NOBJECTS  = 24	; Number of objects to be sorted

OBJ_YPOS  = $80	; Y-values of all objects
OBJ_SORT  = $A0	; Indices of all objects sorted by Y-value
TEMP_SP   = $FF	; Temporary stack pointer

StackSort:

	; Save stack pointer
	tsx		
	stx TEMP_SP

	; Phase 1 - Store Y-values in buckets
	.repeat NOBJECTS, i
	  lda OBJ_YPOS + i
	  ;lsr
	  tax
	  txs
	  pla
	  bpl *-1 ; Already value here, try next
	  lda #i
	  pha
	.endrep

	; Phase 2 - Gather (indices of) sorted values
	;ldx #(50/2)-1
	ldx #50-1
	txs
	.repeat NOBJECTS, i
	  pla
	  bmi *-1
	  sta OBJ_SORT + i
	  lda #$ff ; Clean up after ourselves
	  pha
	  pla
	.endrep

	; Restore stack pointer
	ldx TEMP_SP
	txs
	rts

The two commented out lines are for speeding up the gathering phase by halving each Y-value.

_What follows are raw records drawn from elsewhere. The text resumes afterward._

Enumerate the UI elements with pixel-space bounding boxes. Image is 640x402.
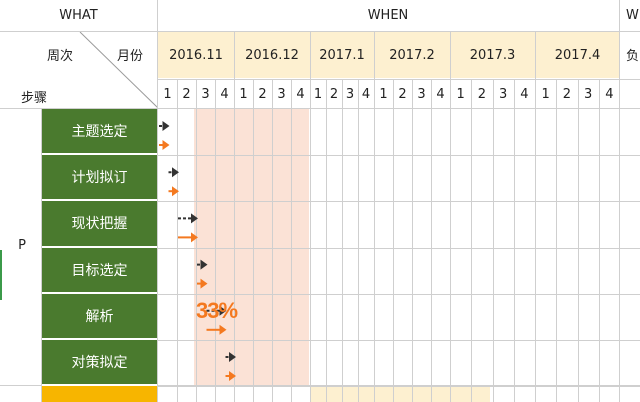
week-header: 1: [239, 86, 248, 102]
grid-line-week: [450, 80, 451, 402]
grid-line-when-right: [619, 0, 620, 402]
plan-arrow-6-head: [229, 352, 236, 362]
grid-line-week: [291, 80, 292, 402]
plan-arrow-4-head: [200, 259, 208, 270]
grid-line-week: [272, 80, 273, 402]
grid-line-week: [196, 80, 197, 402]
grid-line-week: [253, 80, 254, 402]
plan-arrow-3-head: [191, 213, 198, 224]
when-header: WHEN: [367, 8, 409, 23]
month-header-2016.12: 2016.12: [234, 32, 310, 78]
week-header: 3: [498, 86, 508, 102]
week-header: 2: [329, 86, 339, 102]
what-header: WHAT: [59, 8, 98, 23]
month-col-label: 月份: [116, 49, 143, 64]
grid-line-week: [493, 80, 494, 402]
grid-line-week: [358, 80, 359, 402]
header-diagonal-line: [79, 32, 158, 108]
week-header: 2: [477, 86, 487, 102]
grid-line-week: [326, 80, 327, 402]
grid-line-row: [158, 294, 640, 295]
week-header: 3: [345, 86, 355, 102]
owner-header-partial: 负: [626, 49, 640, 64]
grid-line-week: [234, 80, 235, 402]
grid-line-what-right: [157, 0, 158, 402]
grid-line-week: [431, 80, 432, 402]
month-header-2017.2: 2017.2: [374, 32, 450, 78]
grid-line-week: [215, 80, 216, 402]
week-header: 3: [201, 86, 210, 102]
grid-line-week: [374, 80, 375, 402]
grid-line-week: [599, 80, 600, 402]
week-header: 4: [296, 86, 305, 102]
week-header: 3: [583, 86, 593, 102]
grid-line-row: [158, 340, 640, 341]
step-cell-6: 对策拟定: [42, 340, 157, 387]
month-header-2017.3: 2017.3: [450, 32, 535, 78]
week-header: 2: [258, 86, 267, 102]
grid-line-week: [177, 80, 178, 402]
grid-line-header-top: [0, 31, 640, 32]
grid-line-row: [158, 201, 640, 202]
actual-arrow-2-head: [172, 186, 179, 197]
week-header: 2: [562, 86, 572, 102]
grid-line-row: [158, 386, 640, 387]
grid-line-row: [158, 248, 640, 249]
next-step-cell-partial: [42, 386, 157, 402]
week-header: 1: [163, 86, 172, 102]
week-header: 4: [605, 86, 614, 102]
week-col-label: 周次: [46, 49, 73, 64]
who-header-partial: W: [626, 8, 639, 23]
phase-label: P: [18, 238, 26, 253]
week-header: 1: [541, 86, 550, 102]
month-header-2016.11: 2016.11: [158, 32, 234, 78]
week-header: 3: [277, 86, 286, 102]
step-cell-2: 计划拟订: [42, 155, 157, 202]
week-header: 2: [398, 86, 407, 102]
month-header-2017.4: 2017.4: [535, 32, 620, 78]
week-header: 4: [220, 86, 229, 102]
grid-line-row: [158, 155, 640, 156]
grid-line-phase-right: [41, 109, 42, 402]
plan-arrow-2-head: [172, 167, 179, 178]
grid-line-phase-bottom: [0, 385, 640, 386]
grid-line-month-bottom: [158, 79, 640, 80]
actual-arrow-1-head: [162, 140, 170, 150]
grid-line-week: [514, 80, 515, 402]
step-cell-4: 目标选定: [42, 247, 157, 294]
week-header: 2: [182, 86, 191, 102]
actual-arrow-5-head: [219, 324, 227, 335]
grid-line-week: [342, 80, 343, 402]
progress-percent-label: 33%: [196, 298, 238, 323]
week-header: 4: [361, 86, 371, 102]
week-header: 3: [417, 86, 426, 102]
step-cell-1: 主题选定: [42, 109, 157, 156]
plan-arrow-5-head: [219, 305, 227, 316]
grid-line-week: [471, 80, 472, 402]
week-header: 1: [313, 86, 323, 102]
week-header: 4: [520, 86, 529, 102]
grid-line-week: [578, 80, 579, 402]
grid-line-week: [412, 80, 413, 402]
step-col-label: 步骤: [20, 91, 47, 106]
grid-line-week: [535, 80, 536, 402]
week-header: 4: [436, 86, 445, 102]
month-header-2017.1: 2017.1: [310, 32, 374, 78]
grid-line-week: [393, 80, 394, 402]
grid-line-week: [310, 80, 311, 402]
plan-arrow-1-head: [162, 121, 170, 131]
grid-line-week: [556, 80, 557, 402]
week-header: 1: [379, 86, 388, 102]
week-header: 1: [456, 86, 465, 102]
grid-line-header-bottom: [0, 108, 640, 109]
actual-arrow-3-head: [191, 232, 198, 243]
step-cell-3: 现状把握: [42, 201, 157, 248]
step-cell-5: 解析: [42, 293, 157, 340]
next-period-shade-partial: [310, 386, 490, 402]
phase-edge-marker: [0, 250, 2, 300]
actual-arrow-6-head: [229, 371, 236, 381]
actual-arrow-4-head: [200, 278, 208, 289]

Depending on how your multiplexer works, you may not need exact order for very close objects if you handle those at the same time.

In circumstances where limiting the amount of available stack is not viable, it can easily be modified to use some other memory area at the cost of a few cycles per object.
2017-09-07 09:40
The Human Code Machine

Registered: Sep 2005
Posts: 100
While working on Vincenct 2 in the nineties I had the same problem finding a fast solution for sorting sprites and for most purposes this sorter here: http://codebase64.org/doku.php?id=base:flexible_32_sprite_multi..
was the best I came up with. Inspired by Rune Gram-Madsen's Bubble a la Rune sorting routine, published at the Asm-One manual, I wrote a fast implementation for the c64. It's a modified bubble sort working bidirectional and for presorted arrays it's very fast.
2017-09-07 11:17
Color Bar

Registered: Oct 2012
Posts: 127
Perplex, that is interesting, thanks for sharing the code. Do you know of an efficient modification that ensures exact ordering?